The early years weren't easy. Our first hire, Alison -- now our legendary late-night radio goddess -- almost ended her career prematurely when she played a new Sigue Sigue Sputnik song without noticing an especially provocative lyric. The station's old sponsors didn't have much interest in advertising to, as one put it in a letter to the owners, "a bunch of punks, hippies, and homosexuals," and new sponsors were slow to come on board. The other two members of our founding team were lured to the then-budding Silicon Valley with high-paying jobs. But through it all, Radio M continued to grow and mature -- slowly at first, but as we gained more experience, things started to come together more often than they didn't.
As Radio M went into the 1990s, our format slowly evolved to better reflect our evolving (and, yes, aging) audience. The great new music of the mid-80s that got us going was still there, but there were new artists, new musical styles, and a growing awareness of "world music." And as many of our listeners -- including us -- got into their 30s, they were rediscovering many of the bands from the 70s that had the same foundational DNA as our "core" artists. What we were playing defied easy description -- back then, just as it does now.
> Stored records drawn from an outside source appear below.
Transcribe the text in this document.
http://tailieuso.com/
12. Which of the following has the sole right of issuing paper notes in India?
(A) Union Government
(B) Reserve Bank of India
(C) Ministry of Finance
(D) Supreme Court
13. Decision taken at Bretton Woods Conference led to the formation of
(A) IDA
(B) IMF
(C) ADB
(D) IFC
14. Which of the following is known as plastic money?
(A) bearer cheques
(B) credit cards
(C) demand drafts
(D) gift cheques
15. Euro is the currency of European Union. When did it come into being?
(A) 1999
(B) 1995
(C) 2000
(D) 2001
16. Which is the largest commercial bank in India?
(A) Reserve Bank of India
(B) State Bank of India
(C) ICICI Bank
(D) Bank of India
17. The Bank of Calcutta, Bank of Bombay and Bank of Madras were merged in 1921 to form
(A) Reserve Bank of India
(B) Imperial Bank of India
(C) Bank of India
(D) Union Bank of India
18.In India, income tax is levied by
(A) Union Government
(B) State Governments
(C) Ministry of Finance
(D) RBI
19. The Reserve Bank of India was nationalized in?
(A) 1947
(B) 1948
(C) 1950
It wasn't "new wave," but it also wasn't AOR, or middle-of-the-road, or pop, or anything else. It was, as we started to say on the air, "three decades of music that matters." That gave us the freedom to play music that "worked," regardless of who or where it came from.
We always knew that our limited 5,000-watt signal was a problem, and there wasn't much we could do about THAT. But one thing we did in 1999 vastly improved our coverage of the entire Wabash Valley: Our owners signed an agreement to rebroadcast Radio M on 98.5 FM at WACF over in Paris. Now, Radio M is heard all the way from Danville to Sullivan, Mattoon to Crawfordsville. And we moved our offices from the little two-room shack at our transmitter site in Brazil to our current location in downtown Terre Haute. Now we don't have to drive 15 minutes to find food!
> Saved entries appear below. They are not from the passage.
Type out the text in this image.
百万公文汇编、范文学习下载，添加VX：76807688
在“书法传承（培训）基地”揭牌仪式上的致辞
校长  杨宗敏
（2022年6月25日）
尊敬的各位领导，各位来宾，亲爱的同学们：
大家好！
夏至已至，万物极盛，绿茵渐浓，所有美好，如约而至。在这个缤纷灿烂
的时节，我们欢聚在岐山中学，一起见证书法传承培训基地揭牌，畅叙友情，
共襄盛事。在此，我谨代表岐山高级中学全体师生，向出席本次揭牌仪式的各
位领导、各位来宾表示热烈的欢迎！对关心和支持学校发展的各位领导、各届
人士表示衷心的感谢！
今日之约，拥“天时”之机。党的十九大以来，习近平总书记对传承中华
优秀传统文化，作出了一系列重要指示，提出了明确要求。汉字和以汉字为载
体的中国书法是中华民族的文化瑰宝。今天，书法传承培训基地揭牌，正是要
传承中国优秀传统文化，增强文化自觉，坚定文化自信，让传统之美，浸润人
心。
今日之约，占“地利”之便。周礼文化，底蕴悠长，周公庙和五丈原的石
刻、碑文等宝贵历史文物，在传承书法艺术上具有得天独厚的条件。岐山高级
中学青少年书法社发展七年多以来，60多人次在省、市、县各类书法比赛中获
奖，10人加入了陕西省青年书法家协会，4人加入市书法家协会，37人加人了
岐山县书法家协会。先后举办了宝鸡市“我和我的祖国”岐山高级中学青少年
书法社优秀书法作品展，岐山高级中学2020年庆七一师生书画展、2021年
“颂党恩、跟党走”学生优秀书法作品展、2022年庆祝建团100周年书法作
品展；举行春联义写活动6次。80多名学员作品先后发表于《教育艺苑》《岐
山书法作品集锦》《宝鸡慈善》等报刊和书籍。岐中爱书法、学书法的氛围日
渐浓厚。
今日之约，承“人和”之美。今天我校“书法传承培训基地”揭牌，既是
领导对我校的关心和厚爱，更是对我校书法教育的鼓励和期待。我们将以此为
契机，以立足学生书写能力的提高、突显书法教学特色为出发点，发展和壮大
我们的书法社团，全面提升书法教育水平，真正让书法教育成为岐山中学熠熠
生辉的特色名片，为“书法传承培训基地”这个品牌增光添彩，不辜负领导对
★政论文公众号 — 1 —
Now as we enter the 21st century, it's FOUR decades of music that matters, and our format is one you'll find on hardly any other stations -- commercial or college -- anywhere in America. The radio trade journals occasionally take notice of us: a "crazy little station in Indiana" that nobody can pigeonhole, but still does enough billing to keep the owners happy. And while our ratings certainly aren't #1 (or #2, or #3, for that matter), the ratings consistently show that Radio M has by far the highest "TSL" (time spent listening) in the entire Terre Haute market. This means that we don't have the most listeners, but once you find us, chances are you're going to stick with us for a long time. And that's the advertiser message that keeps us afloat here in 2001.
The industry is changing quickly, though -- brought on by ownership consolidation, the new technology of the World Wide Web, the new portable music players, and the growing use of increasingly sophisticated automation. Yes, we let our very own computer called "Otto" run our overnights, but we're firmly committed to giving you live and local DJs from 6 AM to 2 AM every weekday and during the day on weekends too. No "voice-tracked" shows out of Chicago or Nashville; our DJs live here and are part of the communities we serve.
Radio M began with "Change," and change is the one thing that's constant in this industry. We don't know what the new millennium will bring, but we DO know that Radio M will ALWAYS be an important part of our lives -- and one of the great things about our home: the Wabash Valley.